Privacy Policy

Last updated: 11 March 2026

Beecome ("we", "us", "our") is committed to protecting your personal data in accordance with the UK General Data Protection Regulation (UK GDPR) and the Data Protection Act 2018. Contact us at privacy@beecome.ai.

1. What data we collect

  • Account data: name, email address, and hashed password (or Google account identifier if you use Google sign-in).
  • Profile data: work experience, education, skills, languages, projects, and other CV content you enter.
  • Generated CVs: tailored CV documents we produce for you, stored against your account.
  • Payment data: transaction records (pack purchased, amount, date). We do not store card details | payments are handled entirely by Stripe, who are PCI-DSS compliant.
  • Usage data: IP address, browser type, and timestamps collected via server logs.
  • Analytics data: page views, session duration, approximate geographic location (country/city level), and device type | collected via Google Analytics 4. This data is aggregated and not linked to your account.

2. How we use your data

  • To provide the Beecome service (legal basis: contract performance).
  • To process payments and maintain your Nectra balance (legal basis: contract performance).
  • To send transaction receipts (legal basis: contract performance).
  • To improve our service (legal basis: legitimate interests).
  • To comply with financial record-keeping obligations (legal basis: legal obligation).

3. AI processing

When you generate a CV, your profile data and job description are sent to third-party AI providers for processing. Those providers act as data processors on our behalf. Do not include sensitive personal data (health information, national insurance number, etc.) in your profile.

4. Third-party processors

  • Stripe | payment processing (USA, under UK adequacy/SCCs)
  • Anthropic | AI CV generation (USA, under UK adequacy/SCCs)
  • Google | AI CV generation (USA, under UK adequacy/SCCs)
  • Turso | database hosting (EU/USA)
  • Google Analytics | aggregate usage analytics (USA, under UK adequacy/SCCs). See Google's privacy policy.

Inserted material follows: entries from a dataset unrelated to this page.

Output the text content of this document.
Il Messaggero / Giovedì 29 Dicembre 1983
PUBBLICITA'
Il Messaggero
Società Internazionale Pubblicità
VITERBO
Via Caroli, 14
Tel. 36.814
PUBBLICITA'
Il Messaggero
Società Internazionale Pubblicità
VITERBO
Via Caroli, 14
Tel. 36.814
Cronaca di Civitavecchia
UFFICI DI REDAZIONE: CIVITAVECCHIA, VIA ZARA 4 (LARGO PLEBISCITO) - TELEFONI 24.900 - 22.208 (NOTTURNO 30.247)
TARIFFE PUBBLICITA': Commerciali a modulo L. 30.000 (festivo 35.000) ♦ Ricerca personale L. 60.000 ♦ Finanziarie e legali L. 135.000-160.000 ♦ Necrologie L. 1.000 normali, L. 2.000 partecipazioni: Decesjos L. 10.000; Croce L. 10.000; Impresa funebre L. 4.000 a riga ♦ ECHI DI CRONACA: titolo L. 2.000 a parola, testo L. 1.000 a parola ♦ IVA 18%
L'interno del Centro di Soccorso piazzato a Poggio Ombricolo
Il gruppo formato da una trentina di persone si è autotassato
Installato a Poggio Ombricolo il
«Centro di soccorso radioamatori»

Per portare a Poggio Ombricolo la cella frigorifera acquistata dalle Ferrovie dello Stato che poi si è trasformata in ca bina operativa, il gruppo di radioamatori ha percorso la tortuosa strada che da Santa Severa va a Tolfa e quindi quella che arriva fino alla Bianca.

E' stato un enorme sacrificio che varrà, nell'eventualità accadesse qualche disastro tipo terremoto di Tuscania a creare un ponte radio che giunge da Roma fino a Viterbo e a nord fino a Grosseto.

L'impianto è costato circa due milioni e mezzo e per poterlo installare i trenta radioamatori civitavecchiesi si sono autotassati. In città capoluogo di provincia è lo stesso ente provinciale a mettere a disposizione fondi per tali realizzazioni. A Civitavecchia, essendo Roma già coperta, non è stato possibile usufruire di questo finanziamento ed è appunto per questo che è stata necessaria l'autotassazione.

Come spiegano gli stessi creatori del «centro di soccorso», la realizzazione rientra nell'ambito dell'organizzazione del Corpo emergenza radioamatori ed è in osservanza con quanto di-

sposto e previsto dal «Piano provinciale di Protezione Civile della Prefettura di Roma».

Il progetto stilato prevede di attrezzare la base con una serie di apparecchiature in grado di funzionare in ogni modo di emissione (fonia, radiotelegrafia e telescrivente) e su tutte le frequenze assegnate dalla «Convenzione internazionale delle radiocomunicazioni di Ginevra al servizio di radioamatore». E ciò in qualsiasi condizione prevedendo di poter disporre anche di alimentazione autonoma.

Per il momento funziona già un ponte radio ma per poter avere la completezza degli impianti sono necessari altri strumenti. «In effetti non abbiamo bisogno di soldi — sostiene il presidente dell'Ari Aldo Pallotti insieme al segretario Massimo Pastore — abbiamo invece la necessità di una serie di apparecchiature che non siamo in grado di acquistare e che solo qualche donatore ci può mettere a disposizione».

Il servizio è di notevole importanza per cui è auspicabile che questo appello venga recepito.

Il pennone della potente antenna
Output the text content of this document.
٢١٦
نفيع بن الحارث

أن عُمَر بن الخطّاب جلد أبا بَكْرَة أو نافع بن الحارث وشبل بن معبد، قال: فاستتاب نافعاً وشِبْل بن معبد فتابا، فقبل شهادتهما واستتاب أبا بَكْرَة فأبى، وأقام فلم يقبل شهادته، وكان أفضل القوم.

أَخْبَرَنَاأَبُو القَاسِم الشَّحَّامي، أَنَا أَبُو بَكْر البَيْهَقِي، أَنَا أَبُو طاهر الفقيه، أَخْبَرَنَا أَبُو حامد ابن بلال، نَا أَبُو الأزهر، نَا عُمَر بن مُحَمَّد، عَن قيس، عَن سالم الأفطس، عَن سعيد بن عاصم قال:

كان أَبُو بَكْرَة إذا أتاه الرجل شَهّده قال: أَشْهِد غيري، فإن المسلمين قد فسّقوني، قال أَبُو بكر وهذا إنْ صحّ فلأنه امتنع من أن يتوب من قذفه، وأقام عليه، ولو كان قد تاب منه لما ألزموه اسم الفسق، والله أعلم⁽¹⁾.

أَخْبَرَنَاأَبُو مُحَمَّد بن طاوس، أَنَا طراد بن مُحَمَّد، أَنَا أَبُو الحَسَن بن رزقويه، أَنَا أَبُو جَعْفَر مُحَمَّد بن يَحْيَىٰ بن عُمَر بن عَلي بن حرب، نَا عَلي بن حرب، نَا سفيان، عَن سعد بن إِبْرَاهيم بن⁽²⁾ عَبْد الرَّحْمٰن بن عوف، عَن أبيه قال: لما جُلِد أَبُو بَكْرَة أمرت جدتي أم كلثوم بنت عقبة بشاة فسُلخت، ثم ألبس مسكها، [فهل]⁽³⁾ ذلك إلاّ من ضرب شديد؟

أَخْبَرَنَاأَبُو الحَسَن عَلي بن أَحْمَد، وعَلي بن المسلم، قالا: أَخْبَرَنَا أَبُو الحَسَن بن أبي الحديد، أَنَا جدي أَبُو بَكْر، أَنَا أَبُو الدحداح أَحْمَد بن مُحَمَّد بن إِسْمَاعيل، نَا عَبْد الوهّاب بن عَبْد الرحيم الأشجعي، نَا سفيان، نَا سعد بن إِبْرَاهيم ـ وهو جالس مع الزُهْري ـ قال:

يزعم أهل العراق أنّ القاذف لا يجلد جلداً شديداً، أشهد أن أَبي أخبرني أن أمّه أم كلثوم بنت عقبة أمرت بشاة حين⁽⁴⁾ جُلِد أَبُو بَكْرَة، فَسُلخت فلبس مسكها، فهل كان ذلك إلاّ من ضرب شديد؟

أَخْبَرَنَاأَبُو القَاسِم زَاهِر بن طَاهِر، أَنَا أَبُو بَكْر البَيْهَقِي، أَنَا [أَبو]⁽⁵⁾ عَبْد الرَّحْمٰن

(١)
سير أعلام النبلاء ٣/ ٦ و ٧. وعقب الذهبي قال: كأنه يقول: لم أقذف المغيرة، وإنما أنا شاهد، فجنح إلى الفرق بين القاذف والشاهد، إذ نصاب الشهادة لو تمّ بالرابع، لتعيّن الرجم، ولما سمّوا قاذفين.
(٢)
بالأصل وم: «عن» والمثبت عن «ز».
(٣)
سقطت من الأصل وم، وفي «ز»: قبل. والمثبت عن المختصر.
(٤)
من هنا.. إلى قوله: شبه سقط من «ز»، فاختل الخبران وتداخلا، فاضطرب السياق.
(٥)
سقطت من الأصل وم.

We do not sell your data to any third party.

5. Data retention

Your data is retained while your account is active. On account deletion, personal data is removed within 30 days. Financial records are retained for 7 years as required by UK law.

6. Your rights

Under UK GDPR you have the right to access, correct, delete, and export your data. You can export all data from your profile page at any time. For other requests, email privacy@beecome.ai. You may also lodge a complaint with the ICO at ico.org.uk.

7. Cookies

We use a session cookie to keep you logged in and Google Analytics cookies to understand aggregate usage. No advertising or remarketing cookies are used. See our Cookie Policy.

8. Security

Passwords are hashed. All data is encrypted in transit using TLS 1.3 and encrypted at rest using AES-256. No system is completely secure | please use a strong, unique password.

9. Changes

Material changes will be notified by email or site notice. Continued use after changes constitutes acceptance.